Music Review: The Rolling Stones – Shine a Light Soundtrack (Deluxe Edition)

It had to happen.  It's more reliable than any other regularly occurring phenomenon we have.  If the Stones tour, there will be a live album to document it.  Sure, they released the Biggest Bang DVD box set through (Satan)Best Buy last year, but that was DVD only.  Thanks to Martin Scorsese's film Shine a Light, we finally have a CD companion to their most recent tour.  The film is in IMAX theaters now and we have to assume it will be made available on DVD in the near future; we can hope it will also come to us on Blu-ray DVD, giving us our first HD Stones tour document.

Even folks like me who are live-album junkies, it can get a bit wearing trying to keep up with all the live releases from this band.  How essential are these anyway?

Aside from there just being too damned many of them, there's something that plagues nearly all LDS live records- that's Latter Day Stones, by the way.  The tempo, pitch, key, and vibe don't have as much variation when this incarnation of the band plays as they do on record.  It's almost possible to tap your foot and sing the lyrics to "Satisfaction" when they're playing "Jumpin' Jack Flash" or "Brown Sugar" when they're playing "Honky Tonk Woman" and sound perfectly attuned to what is happening on the stage.

It's not a fatal flaw because despite that and the occasional fuck up from the band, these guys still bring enough energy and musicianship to drown out every late-night talk-show host who has ever made them a punch line as the poster children for everything past its expiration date.  If David Letterman is reading this and wants some new material, here's an idea:  Mick Jagger is the planet's #1 source of renewable energy, and I'm not just talking about the twelve tribes he's fathered.

I haven't seen Shine a Light yet, but I know how much energy Jagger was emitting on the Bigger Bang tour and this is from that same time frame.  He's still incredible.  As for the Scorsese effect, it doesn't really come across on the soundtrack and I have a sneaking suspicion it won't in the visual presentation of the band, either.  These are the Stones.
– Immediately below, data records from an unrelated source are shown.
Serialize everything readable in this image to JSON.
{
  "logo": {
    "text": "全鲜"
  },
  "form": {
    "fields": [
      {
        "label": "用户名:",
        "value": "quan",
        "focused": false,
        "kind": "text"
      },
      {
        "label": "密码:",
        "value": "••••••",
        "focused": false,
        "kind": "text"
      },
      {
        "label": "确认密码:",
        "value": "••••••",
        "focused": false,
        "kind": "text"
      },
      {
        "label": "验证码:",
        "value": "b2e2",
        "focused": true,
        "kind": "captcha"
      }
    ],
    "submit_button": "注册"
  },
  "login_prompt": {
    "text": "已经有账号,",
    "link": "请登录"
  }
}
You can't stop the Stones from being the Stones, you can only hope to contain them – and why would you want to try and contain them anyway?  The best thing Scorsese can do is try to capture them.  I can't wait to see if he did.

While I'm stuck on this subject of the Stones being too old – as if they need defense from me or anyone else – they provided the best defense imaginable in the form of the immortal Buddy Guy who joined them on their ferocious cover of Muddy Waters' "Champagne & Reefer."  Listen to the smoke and fire coming from Guy's impassioned vocals and his pyrotechnic guitar and tell me he's too old to be on stage.  Guy, nearly ten years older than any member of the Stones, still has more piss and swagger than any living artist.  Retire?  These guys?  Never. 

As far as expiration dates go, "Jumping Jack Flash" should be way overdue and has no business still sounding this good this many years later, but even if it has slowed down just a little, these guys still play the hell out of it.  It's the same with all the classics they continue to play, year in and year out.  They make you happy to hear a song you thought you were over.

That may be the greatest trick of their legendary career.  Every time we think we're ready to leave them behind, to relegate them to the back of our minds as great memories, they kick up an unholy noise and remind us they're still here and that they'll be damned if us littles are going to heap a shovelful of dirt on them.  Why fight it?  They're the Rolling Stones and they'll be the Rolling Stones until they say they're not.